By Dr. Curtis Varnell
As the train pulled to a stop, dozens of children exited the passenger cars and stood on the platform nervously looking over the crowd gathered to greet them. The long trip from New York City was over but the people waiting to welcome them were total strangers. Many of the kids were dressed in ragged, cast-off clothing and their small bags contained everything they owned. These were the kids of the Orphan Train.
The trains arriving in Clarksville, Paris, Booneville, and Fort Smith contained dozens of the more than two-hundred thousand kids sent from New York, Boston, Chicago, and Philadelphia to be adopted. Most were children of the millions of immigrants pouring into the major cities. Immigrant families often had many children, but if accident or illness took the father, the entire family was left poverty-stricken and destitute. Others were just products of illegitimate affairs, neglect, or desertion; children unwanted by those that chose to bear them.
The Children’s Aid Society and other social workers gathered up the waifs left in children’s homes or destitute on the streets, packed them aboard trains, and sent them west hoping worthy families would take them in. An add placed by the society read: A group of homeless children from the East will arrive on Feb. 25, 1910. These kids, of various ages have been thrown friendless upon the world.
Applications for the children can be made by applying to the local committee. It went on to describe the responsibility of the parents to raise the children and care for them. Evelyn (Schluterman) Hatcher of Paris had family waiting on the train. Her grandfather, John R. Klyne was on the train. He was two-year-old, not even old enough to understand what was going on. His name was sewn on the inside of the coat What a strange world the little curly-headed guy must have faced as he exited from the train to meet his new family!
Ed Vonderheide was adopted by a family from Scranton. His story is told in a song by Jim Roll and available on YouTube https://www.youtube.com/watch?v=I-a3Xk-StBo . Robert Adams, a long-time family friend, and minister was the son of Carl Wetzl who was adopted by the Adams family.
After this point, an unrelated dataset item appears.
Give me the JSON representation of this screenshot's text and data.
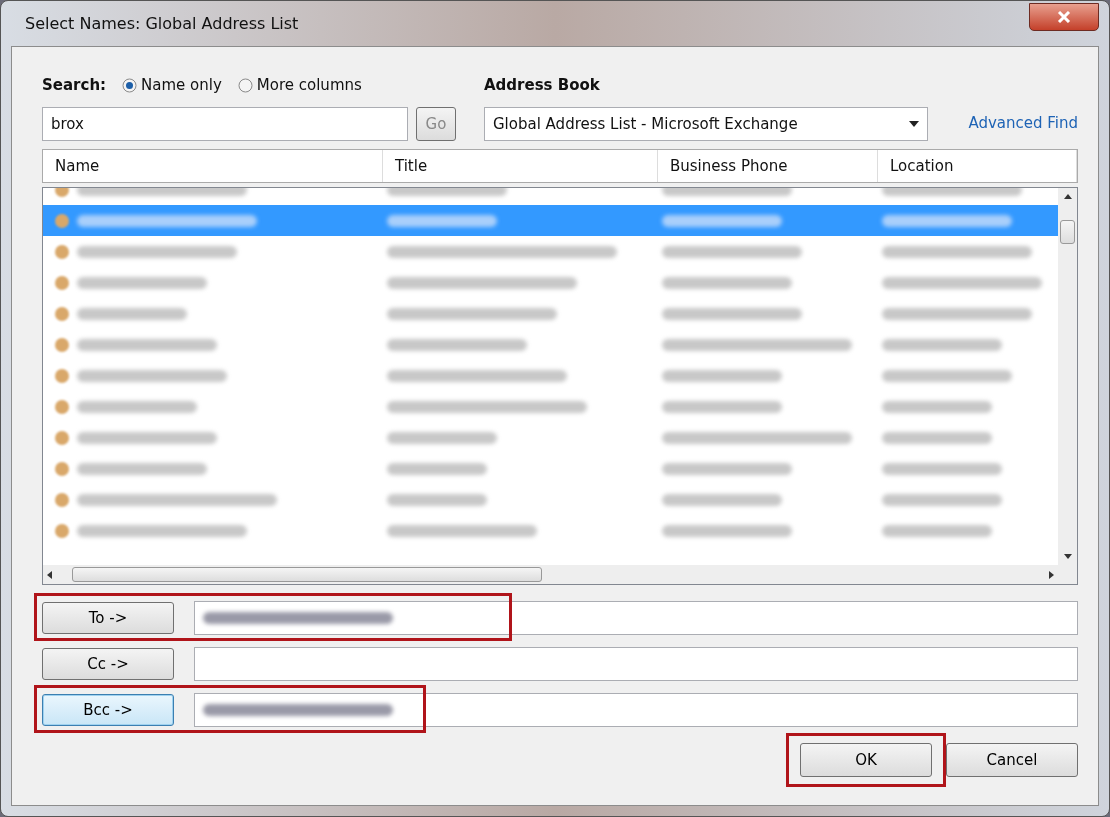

The Kennedy family of Subiaco are decedents of travelers on the train, kids who went on to be successful businessmen, and prominent citizens of the community.
Many families in Logan, Franklin, Johnson, and Sebastian counties have ancestors from the orphan trains. As the children exited the train to a new world, they knew little of the world that awaited. The story sounds so sad, children unwanted or abandoned in a cruel world, left to find their way at too early an age. Some were in loving, caring families. Others were adopted to be used as field-hands and free labor.
The kids slowly descended the steps to the fate that awaited. Life is not always easy; those who are successful overcome obstacles and rise above them. Some are just given many more obstacles to overcome in life.